Delivering Marquette Law School’s 2012 Robert F. Boden Lecture last week, Foner focused on the origins in American law of birthright citizenship, the principle that (with immaterial exceptions) anyone born in the United States is a citizen and has basic rights that go with citizenship.

Foner, DeWitt Clinton Professor of History at Columbia University, said many people assume that the principle of “equality under the law” dates back to the origins of the United States – or, as he put it humorously, that the nation was born perfect and has gotten better ever since.
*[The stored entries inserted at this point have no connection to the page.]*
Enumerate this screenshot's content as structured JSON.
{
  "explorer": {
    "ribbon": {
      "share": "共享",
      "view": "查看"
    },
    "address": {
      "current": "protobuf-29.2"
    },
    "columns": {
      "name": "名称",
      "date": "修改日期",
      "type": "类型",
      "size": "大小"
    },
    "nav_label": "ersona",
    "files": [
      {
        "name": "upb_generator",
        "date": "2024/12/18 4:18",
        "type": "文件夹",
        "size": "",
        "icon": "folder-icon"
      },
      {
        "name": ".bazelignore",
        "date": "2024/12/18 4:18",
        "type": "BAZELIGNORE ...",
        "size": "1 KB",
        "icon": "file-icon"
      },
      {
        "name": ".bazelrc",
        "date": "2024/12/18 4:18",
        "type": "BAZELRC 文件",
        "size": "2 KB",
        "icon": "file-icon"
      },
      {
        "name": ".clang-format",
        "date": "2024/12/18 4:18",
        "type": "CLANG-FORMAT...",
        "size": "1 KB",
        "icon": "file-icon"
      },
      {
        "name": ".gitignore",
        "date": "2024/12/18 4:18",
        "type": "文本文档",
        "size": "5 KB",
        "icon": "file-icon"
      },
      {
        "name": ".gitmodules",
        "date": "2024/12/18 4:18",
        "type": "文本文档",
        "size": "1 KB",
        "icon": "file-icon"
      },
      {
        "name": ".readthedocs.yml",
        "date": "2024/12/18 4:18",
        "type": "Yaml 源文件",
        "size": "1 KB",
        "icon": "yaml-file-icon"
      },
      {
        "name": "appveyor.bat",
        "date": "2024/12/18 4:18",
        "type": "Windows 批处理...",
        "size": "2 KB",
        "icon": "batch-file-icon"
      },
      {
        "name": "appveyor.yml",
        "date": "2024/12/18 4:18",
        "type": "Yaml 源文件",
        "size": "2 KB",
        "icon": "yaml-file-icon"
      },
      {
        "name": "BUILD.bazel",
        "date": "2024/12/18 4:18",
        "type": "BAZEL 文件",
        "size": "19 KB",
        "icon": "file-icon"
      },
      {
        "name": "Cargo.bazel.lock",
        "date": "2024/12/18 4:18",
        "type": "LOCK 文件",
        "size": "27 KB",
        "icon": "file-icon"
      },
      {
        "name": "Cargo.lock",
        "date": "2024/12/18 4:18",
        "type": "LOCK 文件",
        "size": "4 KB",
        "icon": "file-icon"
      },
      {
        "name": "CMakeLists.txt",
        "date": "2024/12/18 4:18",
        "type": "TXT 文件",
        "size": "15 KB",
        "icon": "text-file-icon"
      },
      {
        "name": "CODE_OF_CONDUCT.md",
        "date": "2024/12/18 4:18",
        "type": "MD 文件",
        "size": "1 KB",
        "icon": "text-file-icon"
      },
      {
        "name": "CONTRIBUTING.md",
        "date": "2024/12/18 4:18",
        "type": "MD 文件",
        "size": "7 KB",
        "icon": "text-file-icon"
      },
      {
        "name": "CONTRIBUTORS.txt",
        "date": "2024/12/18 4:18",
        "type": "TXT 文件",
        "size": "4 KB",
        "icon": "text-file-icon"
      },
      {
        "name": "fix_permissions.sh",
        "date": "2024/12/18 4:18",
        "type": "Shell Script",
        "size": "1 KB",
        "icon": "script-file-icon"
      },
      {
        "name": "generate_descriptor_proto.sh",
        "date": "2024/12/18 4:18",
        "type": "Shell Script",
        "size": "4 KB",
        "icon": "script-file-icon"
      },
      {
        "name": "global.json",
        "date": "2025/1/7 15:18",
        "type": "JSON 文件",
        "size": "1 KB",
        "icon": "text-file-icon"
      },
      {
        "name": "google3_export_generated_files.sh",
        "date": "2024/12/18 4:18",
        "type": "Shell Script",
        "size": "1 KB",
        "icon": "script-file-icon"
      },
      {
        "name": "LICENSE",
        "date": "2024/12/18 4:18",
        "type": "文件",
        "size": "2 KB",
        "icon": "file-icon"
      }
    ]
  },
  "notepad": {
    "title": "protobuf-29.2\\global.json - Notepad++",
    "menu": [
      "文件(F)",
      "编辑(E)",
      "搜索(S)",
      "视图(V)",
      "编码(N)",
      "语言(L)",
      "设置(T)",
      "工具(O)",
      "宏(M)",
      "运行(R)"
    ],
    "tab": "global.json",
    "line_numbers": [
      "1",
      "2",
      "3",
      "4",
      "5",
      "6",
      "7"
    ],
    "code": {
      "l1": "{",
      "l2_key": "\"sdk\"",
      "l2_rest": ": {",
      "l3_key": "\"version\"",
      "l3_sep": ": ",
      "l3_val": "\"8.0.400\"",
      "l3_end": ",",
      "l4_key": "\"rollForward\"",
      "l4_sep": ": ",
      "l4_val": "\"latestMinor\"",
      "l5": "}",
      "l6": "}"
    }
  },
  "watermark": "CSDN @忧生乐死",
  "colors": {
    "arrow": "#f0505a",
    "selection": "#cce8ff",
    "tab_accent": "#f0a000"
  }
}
In reality, he said, the nation was definitely not premised on equality under the law in its early stages. For one thing, the Constitution itself did not give citizenship to even free black people, much less to slaves. And, Foner said, citizenship issues were controlled by individual states, rather than the federal government. Every state in the nation had laws that treated black people worse than white people, he noted.

The great changes that declared all men (women’s issues came later) born in America to have basic rights, such as the right to own property and take disputes to court, came with the Civil Rights Act of 1866, put into law by Congress over President Andrew Johnson’s veto, and the subsequent adoption of the Fourteenth Amendment to the Constitution.

The rights extended by those federal enactments and others in the Reconstruction Era were violated with impunity for many decades. But the rights they embraced eventually took hold and came alive in the Civil Rights Era of the mid-twentieth century, Foner said.

Foner said the history of America is a tale of ups and downs, of rights granted and lost. The right to citizenship extended to anyone born in the United States has become controversial in recent years as immigration issues have heated up, he observed. It is a right that arose from the “titanic struggle” of the era of the Civil War and its aftermath, and it was one of the nation’s ways of addressing the legacy of slavery and the pervasive denial of rights to black people. Given how birthright citizenship has served the country, Foner said, “we should think long and hard before changing it.”

A version of Foner’s Boden Lecture will appear in 2013, in the next Marquette Lawyer.